Recent changes to the law on the making of unsolicited calls for the marketing of claims management services will be welcomed by many, but they also make for an even more complicated regulatory landscape.
Since 1999 it has been illegal in the UK to make an unsolicited telephone call for the purposes of direct marketing, if the recipient is an "individual subscriber" (broadly – someone using their personal or home line) and has given prior notice that he or she does not want to receive it. And since 2003 it has also been illegal to make such calls to any recipient – including corporates – if they have similarly opted out of receiving them.
The position is, of course, different with direct marketing sent by email, or SMS, to individual subscribers – in those circumstances, the general position (subject to an exception for existing and certain prospective customers) is that such communications can only be sent with the prior consent of the recipient (and this year's General Data Protection Regulation – the GDPR – has clarified the definition of what is meant by "consent").
The current law regarding unsolicited direct marketing telephone calls is at regulation 21 of the Privacy and Electronic Communications (EC Directive) Regulations 2003 (PECR). PECR also, at regulation 26, provide for a register (the Telephone Preference Register), originally maintained by OFCOM, and now operated by the Direct Marketing Association on behalf of the Information Commissioner's Office (ICO), to which one can subscribe, both as an individual or as a corporate, to indicate one's refusal to accept marketing calls.

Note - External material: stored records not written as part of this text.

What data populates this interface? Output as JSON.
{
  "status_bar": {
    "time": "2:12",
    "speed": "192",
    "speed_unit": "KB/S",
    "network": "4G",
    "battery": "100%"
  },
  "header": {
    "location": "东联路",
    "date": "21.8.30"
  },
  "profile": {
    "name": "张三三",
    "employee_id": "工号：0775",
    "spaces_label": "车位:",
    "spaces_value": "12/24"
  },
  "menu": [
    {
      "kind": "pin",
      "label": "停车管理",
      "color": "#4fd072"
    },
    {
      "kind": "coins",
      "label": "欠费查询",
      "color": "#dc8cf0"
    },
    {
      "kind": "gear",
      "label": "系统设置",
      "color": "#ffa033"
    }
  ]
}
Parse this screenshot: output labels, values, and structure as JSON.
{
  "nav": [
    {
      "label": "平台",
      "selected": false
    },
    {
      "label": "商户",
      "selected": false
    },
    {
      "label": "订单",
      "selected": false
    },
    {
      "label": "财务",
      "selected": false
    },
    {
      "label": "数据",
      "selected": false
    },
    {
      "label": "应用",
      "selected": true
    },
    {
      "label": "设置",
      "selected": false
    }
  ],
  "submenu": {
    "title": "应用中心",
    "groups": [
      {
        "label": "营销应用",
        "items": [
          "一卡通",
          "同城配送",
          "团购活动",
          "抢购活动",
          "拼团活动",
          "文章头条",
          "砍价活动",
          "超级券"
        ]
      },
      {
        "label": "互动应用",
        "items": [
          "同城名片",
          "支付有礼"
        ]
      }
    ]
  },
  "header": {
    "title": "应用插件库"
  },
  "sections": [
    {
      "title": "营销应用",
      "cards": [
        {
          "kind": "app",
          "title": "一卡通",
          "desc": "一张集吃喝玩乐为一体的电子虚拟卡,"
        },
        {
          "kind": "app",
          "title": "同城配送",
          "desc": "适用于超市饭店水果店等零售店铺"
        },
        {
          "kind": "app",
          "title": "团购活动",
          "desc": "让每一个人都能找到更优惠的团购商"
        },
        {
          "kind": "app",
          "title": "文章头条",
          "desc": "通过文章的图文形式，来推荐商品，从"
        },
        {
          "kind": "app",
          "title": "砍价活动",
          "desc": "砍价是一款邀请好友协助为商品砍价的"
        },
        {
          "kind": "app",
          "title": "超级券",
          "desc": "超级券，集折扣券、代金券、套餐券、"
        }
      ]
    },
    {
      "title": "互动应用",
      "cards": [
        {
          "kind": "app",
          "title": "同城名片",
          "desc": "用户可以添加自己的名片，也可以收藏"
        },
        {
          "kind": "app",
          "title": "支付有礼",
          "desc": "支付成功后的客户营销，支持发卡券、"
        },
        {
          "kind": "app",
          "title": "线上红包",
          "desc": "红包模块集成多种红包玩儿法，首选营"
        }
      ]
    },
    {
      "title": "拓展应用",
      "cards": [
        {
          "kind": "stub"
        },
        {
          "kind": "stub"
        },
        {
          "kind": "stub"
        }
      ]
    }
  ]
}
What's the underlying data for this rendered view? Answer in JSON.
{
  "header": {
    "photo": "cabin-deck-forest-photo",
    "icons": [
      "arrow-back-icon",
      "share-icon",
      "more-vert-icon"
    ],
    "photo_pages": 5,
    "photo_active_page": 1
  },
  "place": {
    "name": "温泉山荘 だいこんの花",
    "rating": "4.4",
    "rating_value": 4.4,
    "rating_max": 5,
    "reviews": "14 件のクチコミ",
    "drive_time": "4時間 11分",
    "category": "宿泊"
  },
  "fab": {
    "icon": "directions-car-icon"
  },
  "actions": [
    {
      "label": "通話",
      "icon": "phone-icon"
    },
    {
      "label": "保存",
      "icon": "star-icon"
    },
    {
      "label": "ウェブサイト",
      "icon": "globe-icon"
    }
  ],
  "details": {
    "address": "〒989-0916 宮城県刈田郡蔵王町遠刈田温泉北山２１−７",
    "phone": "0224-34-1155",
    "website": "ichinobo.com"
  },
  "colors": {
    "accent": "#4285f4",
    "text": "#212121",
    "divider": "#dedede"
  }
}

However, on 8 September provisions in the Financial Guidance and Claims Act 2018 (FGCA) commenced, which had the effect of significantly amending PECR in respect of certain types of calls. Section 35 FGCA inserts a new regulation 21A into PECR, which provides that direct marketing calls in relation to "claims management services" can only be made where the recipient has previously consented to receive them (query how often this would happen!). A "claim" is defined broadly as "a claim for compensation, restitution, repayment or any other remedy or relief in respect of loss or damage", and a "claims management service" refers broadly to advice services, financial services or assistance, and referral services relating to such. Sanctions for breaches of the new 21A – specifically, monetary penalties to a maximum of £500,000 - will be under the Data Protection Act 1998, which continues to provide the enforcement mechanism for monetary penalties for PECR, despite being repealed for all other purposes.
Wider provisions in sections 21 and 22 of the FGCA, relating to unsolicited electronic marketing of pensions and other consumer financial products have not yet commenced, and need enabling secondary legislation to be made (a consultation with draft amendments to PECR opened on 20 July and closed on 17 August, with the government proposing – subject to Parliamentary timetabling – that the amending regulations be laid before both Houses some time in Autumn).
Whilst attempts to reduce the number of unsolicited marketing calls are likely to welcomed by many, it has to be said that the regulatory landscape regarding electronic marketing is now tremendously complicated – with some such communications requiring express consent of recipients, and others only being illegal if the intended recipient has actively opted out. One problem is that PECR are now 15 years old – and in the digital context this is almost prehistoric law. The European Commission's proposal to introduce an "ePrivacy Regulation", with direct effect and application across member states, should introduce modernity and consistency (as well as potentially significant changes requiring active consent for all direct electronic marketing). Yet there remain a number of complications around this – in part because industry and civil society lobbying over the proposed Regulation is intense, on both sides. But perhaps the most tricky aspect of all this - for those in the UK at least - is that, by the time the ePrivacy Regulation is passed, we may already have left – or be about to leave – the European Union to which it will apply.